Is Baytex Energy a Cheap Buy?

Baytex Energy Corp (TSX:BTE)(NYSE:BTE) is trading near its 52-week low as the stock has plummeted 40% in value so far this year. It’s merely been a continuation of a much larger sell-off of the stock with Baytex losing close to 90% of its value over the past five years.

Its dividends have been cut long ago and investors have suffered losses ever since the downturn in the oil and gas industry began more than five years ago.

While there have been bumps along the way, the downtrend has been significant. It leads to an important question: is there any reason investors should consider investing in the stock?

The optimist would say that Baytex has posted a profit in each of the past three quarters and revenue has been steady at over $420 million during that time. The company has also generated strong free cash flow of $182 million over the past four quarters as well.

For as bad as a performance as the stock has been on, you wouldn’t know it by looking at the company’s financial results.
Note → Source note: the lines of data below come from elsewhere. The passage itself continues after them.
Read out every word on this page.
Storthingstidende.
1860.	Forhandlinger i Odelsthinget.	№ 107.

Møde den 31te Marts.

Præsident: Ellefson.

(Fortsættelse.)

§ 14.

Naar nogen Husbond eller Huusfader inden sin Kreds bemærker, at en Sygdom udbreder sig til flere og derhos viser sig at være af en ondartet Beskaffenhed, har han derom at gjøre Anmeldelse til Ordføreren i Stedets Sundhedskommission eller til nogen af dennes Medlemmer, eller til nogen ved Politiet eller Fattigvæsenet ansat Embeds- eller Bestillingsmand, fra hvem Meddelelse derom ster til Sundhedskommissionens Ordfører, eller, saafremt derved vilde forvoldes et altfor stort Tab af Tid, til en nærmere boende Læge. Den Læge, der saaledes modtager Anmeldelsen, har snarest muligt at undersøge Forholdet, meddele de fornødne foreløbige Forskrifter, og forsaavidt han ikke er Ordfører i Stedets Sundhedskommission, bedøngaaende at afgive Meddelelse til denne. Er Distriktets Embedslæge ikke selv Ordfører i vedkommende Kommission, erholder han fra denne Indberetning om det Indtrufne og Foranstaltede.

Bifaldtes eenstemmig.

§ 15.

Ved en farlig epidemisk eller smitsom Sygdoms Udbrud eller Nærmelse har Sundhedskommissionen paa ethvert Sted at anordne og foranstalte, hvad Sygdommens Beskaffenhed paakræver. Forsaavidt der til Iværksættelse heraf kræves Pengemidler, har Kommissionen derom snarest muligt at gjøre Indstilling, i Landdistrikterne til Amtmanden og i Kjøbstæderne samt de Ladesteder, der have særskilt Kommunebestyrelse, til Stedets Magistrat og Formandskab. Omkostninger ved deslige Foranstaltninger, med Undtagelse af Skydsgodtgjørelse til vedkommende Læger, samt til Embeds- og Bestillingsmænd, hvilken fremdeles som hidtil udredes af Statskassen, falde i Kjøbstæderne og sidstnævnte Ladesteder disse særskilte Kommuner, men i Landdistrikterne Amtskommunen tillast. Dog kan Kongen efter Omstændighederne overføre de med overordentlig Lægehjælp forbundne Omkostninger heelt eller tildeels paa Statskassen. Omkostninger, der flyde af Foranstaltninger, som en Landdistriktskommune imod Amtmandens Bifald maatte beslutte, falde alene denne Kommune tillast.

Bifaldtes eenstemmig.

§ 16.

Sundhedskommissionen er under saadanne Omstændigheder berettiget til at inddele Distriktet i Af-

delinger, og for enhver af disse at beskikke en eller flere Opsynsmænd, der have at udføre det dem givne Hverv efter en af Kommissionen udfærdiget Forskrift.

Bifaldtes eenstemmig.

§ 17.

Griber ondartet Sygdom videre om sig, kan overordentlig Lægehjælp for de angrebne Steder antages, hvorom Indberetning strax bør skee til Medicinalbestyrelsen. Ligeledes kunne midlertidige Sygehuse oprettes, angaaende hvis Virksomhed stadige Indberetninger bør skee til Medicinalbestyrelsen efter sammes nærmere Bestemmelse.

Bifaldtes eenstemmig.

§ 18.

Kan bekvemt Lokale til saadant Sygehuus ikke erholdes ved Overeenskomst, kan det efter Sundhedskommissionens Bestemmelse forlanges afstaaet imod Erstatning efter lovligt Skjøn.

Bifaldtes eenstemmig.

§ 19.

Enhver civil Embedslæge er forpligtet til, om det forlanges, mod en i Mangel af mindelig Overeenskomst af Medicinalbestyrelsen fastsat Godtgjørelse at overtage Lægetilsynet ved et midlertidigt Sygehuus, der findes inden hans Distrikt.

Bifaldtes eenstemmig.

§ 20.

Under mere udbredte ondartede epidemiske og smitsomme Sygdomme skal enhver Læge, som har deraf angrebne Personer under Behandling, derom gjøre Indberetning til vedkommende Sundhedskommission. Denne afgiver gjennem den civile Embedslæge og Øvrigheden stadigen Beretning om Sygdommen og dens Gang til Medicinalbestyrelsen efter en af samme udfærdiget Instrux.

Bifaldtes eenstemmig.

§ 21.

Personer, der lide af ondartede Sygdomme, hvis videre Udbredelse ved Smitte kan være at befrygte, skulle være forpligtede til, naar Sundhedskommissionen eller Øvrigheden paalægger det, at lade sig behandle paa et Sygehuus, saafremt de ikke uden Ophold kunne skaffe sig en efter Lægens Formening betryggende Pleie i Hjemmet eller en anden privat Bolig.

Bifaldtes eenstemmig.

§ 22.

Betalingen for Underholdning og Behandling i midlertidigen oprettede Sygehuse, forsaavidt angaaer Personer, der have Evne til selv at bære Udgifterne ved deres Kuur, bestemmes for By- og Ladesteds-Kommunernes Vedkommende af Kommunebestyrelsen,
Unfortunately, this is par for the course in the industry where strong results are just not enough to get investors buying shares of oil and gas stocks, especially those that are based in Canada.

With a lot of uncertainty in the industry and the Canadian government not making things easy for oil and gas companies with pipelines failing to get approved, it’s not hard to see why investors have been hesitant to invest.

And that’s why despite its strong results, investors may want to keep far away from Baytex until there’s reason to be more hopeful about the long-term prospects of the Canadian oil and gas industry.